Moreover, the force could have a direction opposite to that schematized in Figure 5D if actin acts through V shape pulling such that the edges of the V stick out and bind to another membrane (for pushing versus pulling by polymerizing actin see, e.g. (Simon et al., 2019)).

This is a good point, as simply the assembly of a branched network doesn’t guarantee formation of a protrusion. From the in vitro assay of Simon et al., 2019, based on actin polymerization from the surface of a GUV, the ability to deform the membrane is dependent on membrane tension. We have also seen similar spike-like membrane protrusions driven by branched actin networks assembled on the surface of GUVs in our own in vitro work (A. P. Liu et al., 2008). This model of membrane protrusions driven by local actin assembly that is coupled to cortical actin has been proposed for other WASP-dependent membrane protrusions in fusogenic synapses (Sens et al., 2010) and T-cell protrusions (Tamzalit et al., 2019). We hypothesize that p14-mediated actin polymerization will be coupled to and countered by the stiff cortical actin underneath the network, providing a counter-force that allows it to generate local membrane protrusions. However, it is possible that p14 will, on occasion, not form branched actin networks that are strongly coupled to the cortex, and we expect that these p14 will not be successful in driving cell-cell fusion. To clarify this, we have updated the revised manuscript to emphasize that the direction of force in our model is a hypothesis.

Finally, the possible values of the pushing force have to be estimated and compared to what one needs to push p14 through the membrane gap.

This is a good suggestion to see if the forces generated by p14 could be enough to overcome the membrane gap. First, to estimate the maximum force that p14 can generate, we use the measured stall force of branched actin assembly. We previously measured the force generated by Arp2/3 branched actin networks nucleated by WASP-family NPF in vitro and found the stall force to be approximately 1250 pN/µm² (Bieling et al., 2016; Parekh et al., 2005). This is consistent with the stall force measured for a migrating keratocye (Mueller et al., 2017; Prass et al., 2006).

Next, we estimated the force that would be required to expose a patch of bare lipid bilayer at the site of fusion. Membrane proteins on a cell surface exert in-plane pressure due to protein-protein crowding, which we previously found to be sufficient to drive membrane tubulation (Stachowiak et al., 2012). In order for membranes to make close contact for fusion, these membrane proteins must be excluded. Assuming that proteins on a cell surface cover between 0.2 to 0.3 of the surface area and the projected area of average protein is 100 nm², the in-plane pressure exerted by crowded proteins is between 3100 kT/µm² to 6300 kT/µm², based on a 2D Carnahan-Starling equation of state for hard discs (Stachowiak et al., 2012).

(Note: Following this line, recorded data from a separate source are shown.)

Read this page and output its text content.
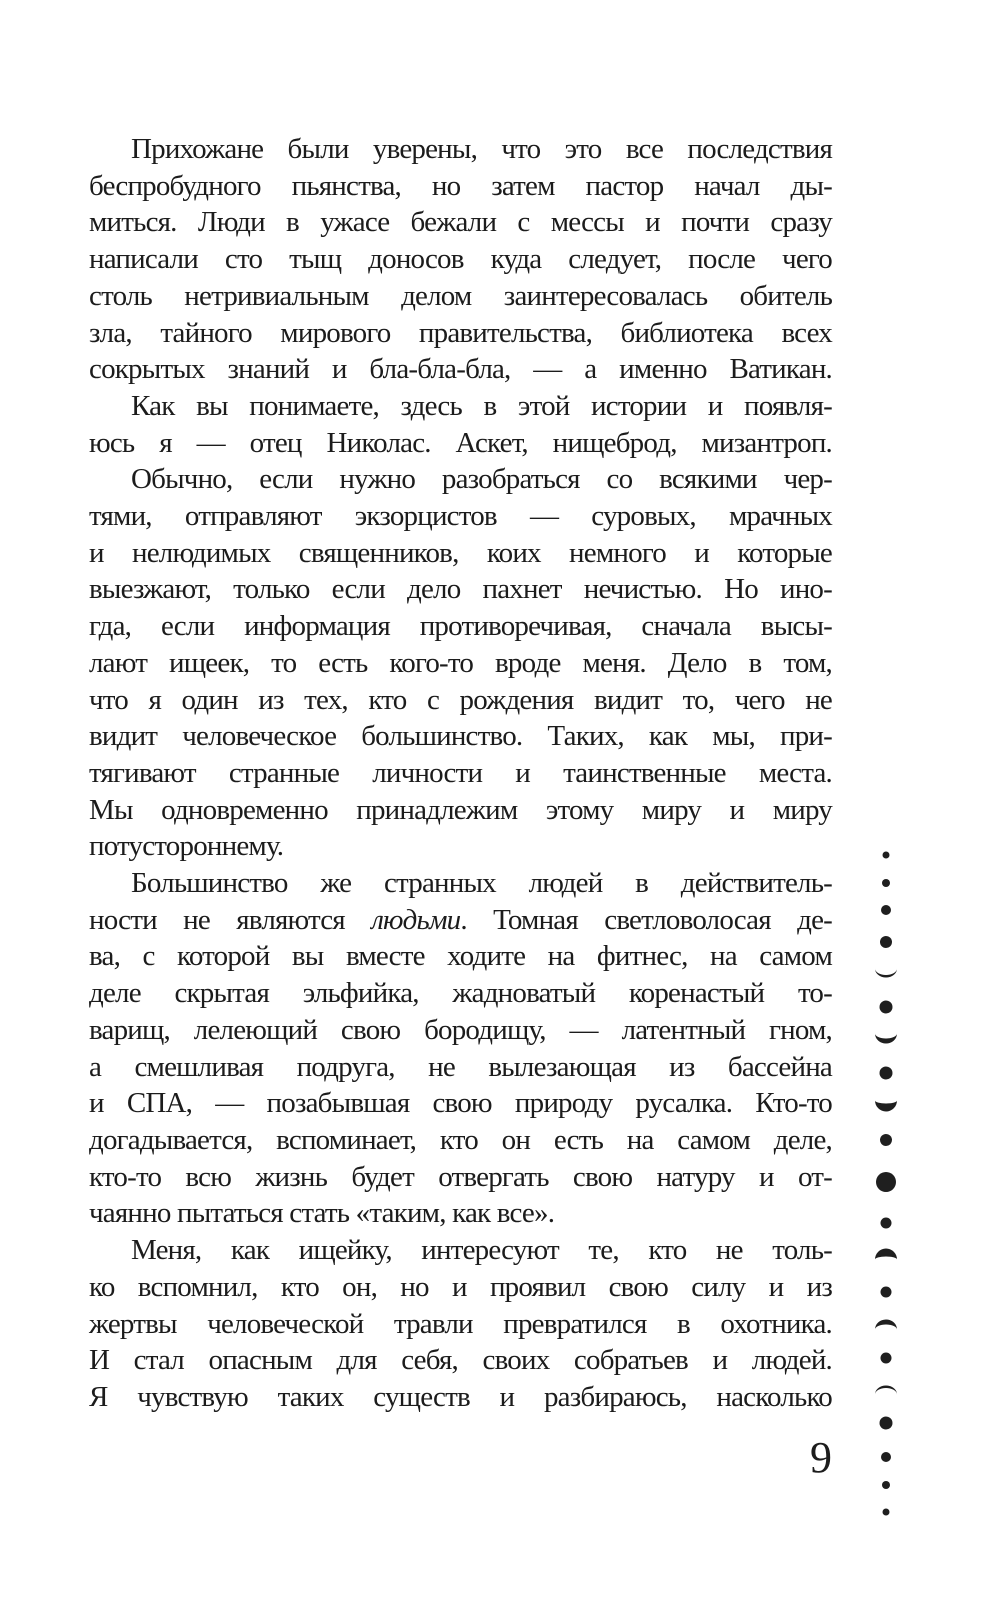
Прихожане были уверены, что это все последствия
беспробудного пьянства, но затем пастор начал ды-
миться. Люди в ужасе бежали с мессы и почти сразу
написали сто тыщ доносов куда следует, после чего
столь нетривиальным делом заинтересовалась обитель
зла, тайного мирового правительства, библиотека всех
сокрытых знаний и бла-бла-бла, — а именно Ватикан.
Как вы понимаете, здесь в этой истории и появля-
юсь я — отец Николас. Аскет, нищеброд, мизантроп.
Обычно, если нужно разобраться со всякими чер-
тями, отправляют экзорцистов — суровых, мрачных
и нелюдимых священников, коих немного и которые
выезжают, только если дело пахнет нечистью. Но ино-
гда, если информация противоречивая, сначала высы-
лают ищеек, то есть кого-то вроде меня. Дело в том,
что я один из тех, кто с рождения видит то, чего не
видит человеческое большинство. Таких, как мы, при-
тягивают странные личности и таинственные места.
Мы одновременно принадлежим этому миру и миру
потустороннему.
Большинство же странных людей в действитель-
ности не являются людьми. Томная светловолосая де-
ва, с которой вы вместе ходите на фитнес, на самом
деле скрытая эльфийка, жадноватый коренастый то-
варищ, лелеющий свою бородищу, — латентный гном,
а смешливая подруга, не вылезающая из бассейна
и СПА, — позабывшая свою природу русалка. Кто-то
догадывается, вспоминает, кто он есть на самом деле,
кто-то всю жизнь будет отвергать свою натуру и от-
чаянно пытаться стать «таким, как все».
Меня, как ищейку, интересуют те, кто не толь-
ко вспомнил, кто он, но и проявил свою силу и из
жертвы человеческой травли превратился в охотника.
И стал опасным для себя, своих собратьев и людей.
Я чувствую таких существ и разбираюсь, насколько
9
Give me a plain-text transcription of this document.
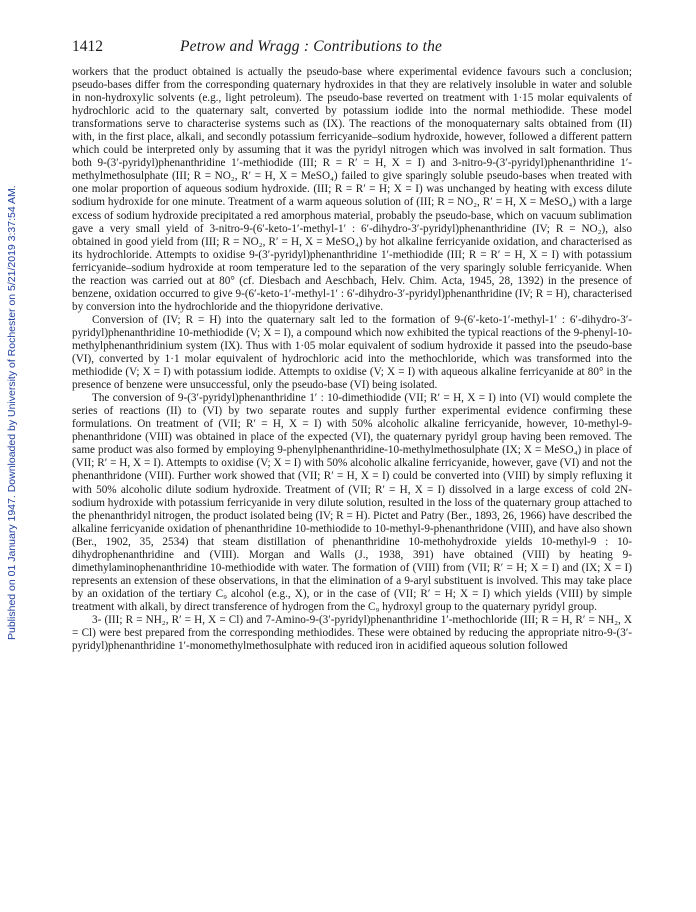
Published on 01 January 1947. Downloaded by University of Rochester on 5/21/2019 3:37:54 AM.
1412	Petrow and Wragg : Contributions to the

workers that the product obtained is actually the pseudo-base where experimental evidence favours such a conclusion; pseudo-bases differ from the corresponding quaternary hydroxides in that they are relatively insoluble in water and soluble in non-hydroxylic solvents (e.g., light petroleum). The pseudo-base reverted on treatment with 1·15 molar equivalents of hydrochloric acid to the quaternary salt, converted by potassium iodide into the normal methiodide. These model transformations serve to characterise systems such as (IX). The reactions of the monoquaternary salts obtained from (II) with, in the first place, alkali, and secondly potassium ferricyanide–sodium hydroxide, however, followed a different pattern which could be interpreted only by assuming that it was the pyridyl nitrogen which was involved in salt formation. Thus both 9-(3′-pyridyl)phenanthridine 1′-methiodide (III; R = R′ = H, X = I) and 3-nitro-9-(3′-pyridyl)phenanthridine 1′-methylmethosulphate (III; R = NO₂, R′ = H, X = MeSO₄) failed to give sparingly soluble pseudo-bases when treated with one molar proportion of aqueous sodium hydroxide. (III; R = R′ = H; X = I) was unchanged by heating with excess dilute sodium hydroxide for one minute. Treatment of a warm aqueous solution of (III; R = NO₂, R′ = H, X = MeSO₄) with a large excess of sodium hydroxide precipitated a red amorphous material, probably the pseudo-base, which on vacuum sublimation gave a very small yield of 3-nitro-9-(6′-keto-1′-methyl-1′ : 6′-dihydro-3′-pyridyl)phenanthridine (IV; R = NO₂), also obtained in good yield from (III; R = NO₂, R′ = H, X = MeSO₄) by hot alkaline ferricyanide oxidation, and characterised as its hydrochloride. Attempts to oxidise 9-(3′-pyridyl)phenanthridine 1′-methiodide (III; R = R′ = H, X = I) with potassium ferricyanide–sodium hydroxide at room temperature led to the separation of the very sparingly soluble ferricyanide. When the reaction was carried out at 80° (cf. Diesbach and Aeschbach, Helv. Chim. Acta, 1945, 28, 1392) in the presence of benzene, oxidation occurred to give 9-(6′-keto-1′-methyl-1′ : 6′-dihydro-3′-pyridyl)phenanthridine (IV; R = H), characterised by conversion into the hydrochloride and the thiopyridone derivative.

Conversion of (IV; R = H) into the quaternary salt led to the formation of 9-(6′-keto-1′-methyl-1′ : 6′-dihydro-3′-pyridyl)phenanthridine 10-methiodide (V; X = I), a compound which now exhibited the typical reactions of the 9-phenyl-10-methylphenanthridinium system (IX). Thus with 1·05 molar equivalent of sodium hydroxide it passed into the pseudo-base (VI), converted by 1·1 molar equivalent of hydrochloric acid into the methochloride, which was transformed into the methiodide (V; X = I) with potassium iodide. Attempts to oxidise (V; X = I) with aqueous alkaline ferricyanide at 80° in the presence of benzene were unsuccessful, only the pseudo-base (VI) being isolated.

The conversion of 9-(3′-pyridyl)phenanthridine 1′ : 10-dimethiodide (VII; R′ = H, X = I) into (VI) would complete the series of reactions (II) to (VI) by two separate routes and supply further experimental evidence confirming these formulations. On treatment of (VII; R′ = H, X = I) with 50% alcoholic alkaline ferricyanide, however, 10-methyl-9-phenanthridone (VIII) was obtained in place of the expected (VI), the quaternary pyridyl group having been removed. The same product was also formed by employing 9-phenylphenanthridine-10-methylmethosulphate (IX; X = MeSO₄) in place of (VII; R′ = H, X = I). Attempts to oxidise (V; X = I) with 50% alcoholic alkaline ferricyanide, however, gave (VI) and not the phenanthridone (VIII). Further work showed that (VII; R′ = H, X = I) could be converted into (VIII) by simply refluxing it with 50% alcoholic dilute sodium hydroxide. Treatment of (VII; R′ = H, X = I) dissolved in a large excess of cold 2N-sodium hydroxide with potassium ferricyanide in very dilute solution, resulted in the loss of the quaternary group attached to the phenanthridyl nitrogen, the product isolated being (IV; R = H). Pictet and Patry (Ber., 1893, 26, 1966) have described the alkaline ferricyanide oxidation of phenanthridine 10-methiodide to 10-methyl-9-phenanthridone (VIII), and have also shown (Ber., 1902, 35, 2534) that steam distillation of phenanthridine 10-methohydroxide yields 10-methyl-9 : 10-dihydrophenanthridine and (VIII). Morgan and Walls (J., 1938, 391) have obtained (VIII) by heating 9-dimethylaminophenanthridine 10-methiodide with water. The formation of (VIII) from (VII; R′ = H; X = I) and (IX; X = I) represents an extension of these observations, in that the elimination of a 9-aryl substituent is involved. This may take place by an oxidation of the tertiary C₉ alcohol (e.g., X), or in the case of (VII; R′ = H; X = I) which yields (VIII) by simple treatment with alkali, by direct transference of hydrogen from the C₉ hydroxyl group to the quaternary pyridyl group.

3- (III; R = NH₂, R′ = H, X = Cl) and 7-Amino-9-(3′-pyridyl)phenanthridine 1′-methochloride (III; R = H, R′ = NH₂, X = Cl) were best prepared from the corresponding methiodides. These were obtained by reducing the appropriate nitro-9-(3′-pyridyl)phenanthridine 1′-monomethylmethosulphate with reduced iron in acidified aqueous solution followed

For an actin protrusion to successfully bring one membrane in contact with the other, the force generated by an actin-based protrusion must do enough work to overcome the in-plane pressure calculated above. Assuming an initial intermembrane distance of 20 nm (accounting for two cell surfaces with average cell surface protein heights of ~10 nm) and that the actin protrusion is pushing directly on the patch of membrane that must be cleared for fusion to take place at 500-1250 pN/ µm², we estimate the work done by actin is between 2400 kT/µm² to 6000 kT/µm². This simple calculation suggests that branched actin network can provide a force that is sufficient to segregate proteins out of the membrane contact site.